What these abusive partners want from their victims is often unrealistic, like when Finn calls Mackenzie incessantly in the middle of class, then demands to know why she didn’t pick up, leading to a nasty fight. But when Finn goes back to being a so-called good boyfriend, Mackenzie worries there’s something wrong with her, not Finn. And the more Finn shares his own insecurities from his difficult home life and previous relationships, the more Mackenzie feels pressure to not let him down the way he’s told her others have.
“I think it’s very easy for the recipient to gaslight themselves and believe that, and say, ‘OK, well, he does do all these things which I associate with someone being a good partner. Maybe he’s needing a lot of reassurance right now, and that might make sense. Maybe he’s not feeling very wanted. Maybe he had a stressful day. Maybe he had a past bad relationship that made him feel unlovable or unwanted, and so I should do these things for him. I should provide that emotional support. I should be there for him,’” Binensztok said.
The problem, however, is that even when the ask seems small — like answering the phone — if you zoom out, it’s really about him “being in control of what she’s doing, what she’s thinking at any given time — she has to be paying attention to him. She has to be putting him first. So it is actually very controlling, but I think in a very subtle way,” Binensztok said.
Psychotherapist Terri DiMatteo of Open Door Therapy said that Finn displays classic signs of a narcissist, and that the abuse caused by people with this personality disorder can leave deep emotional wounds for their victim. She described Finn as a “covert narcissist,” explaining that while these people have an insatiable desire for attention, they tend to fly under the radar when compared to more overt narcissists, who may be louder and more outwardly confident. A covert narcissist, on the other hand, may be more passive aggressive.
In the case of I Love You Forever, Finn is doing what many narcissists do: weaponizing Mackenzie’s empathetic and loving nature against her.
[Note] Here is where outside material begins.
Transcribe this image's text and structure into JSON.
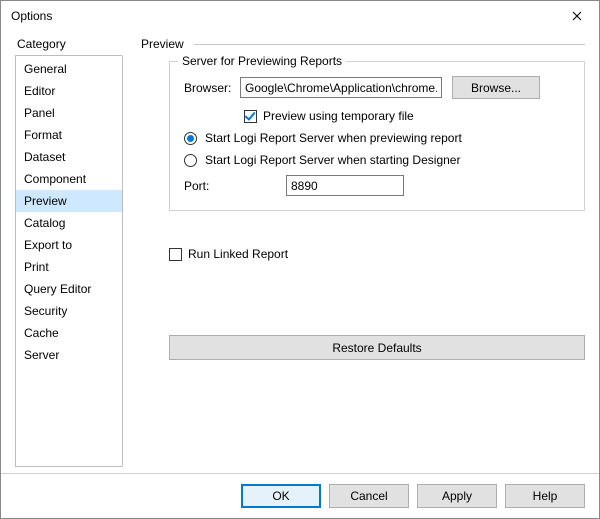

He uses her vulnerability to build an attachment, and then makes her believe that his reactions to her actions are about the ways in which she’s not measuring up.
DiMatteo said that Mackenzie and Finn’s relationship was doomed from the start, because narcissists “cannot do a normal, healthy relationship,” due to their lack of empathy.
“Most people get caught up because they apply — for lack of a better word — ‘normal,’ non-narcissist, not disordered, approaches to relationship,” she explained, “when really, for the narcissist person, there are whole different guidelines.”
If you find yourself in a relationship with this kind of person, DiMatteo said that ending the relationship is ideal, as couples counseling is not typically recommended because narcissists are often able to manipulate the therapist. But she noted that it can be difficult for people to even realize they’re in a relationship with a narcissist.
Binensztok said that “sometimes our friends tell us in subtle ways — like saying, ‘Oh wow, that’s kind of strange that he’s texting you so much.’ It doesn’t mean you have to take everything they say at face value, but if it starts to become a pattern — like someone repeatedly interrupting important things for you — it’s worth stepping back and considering what’s really going on.”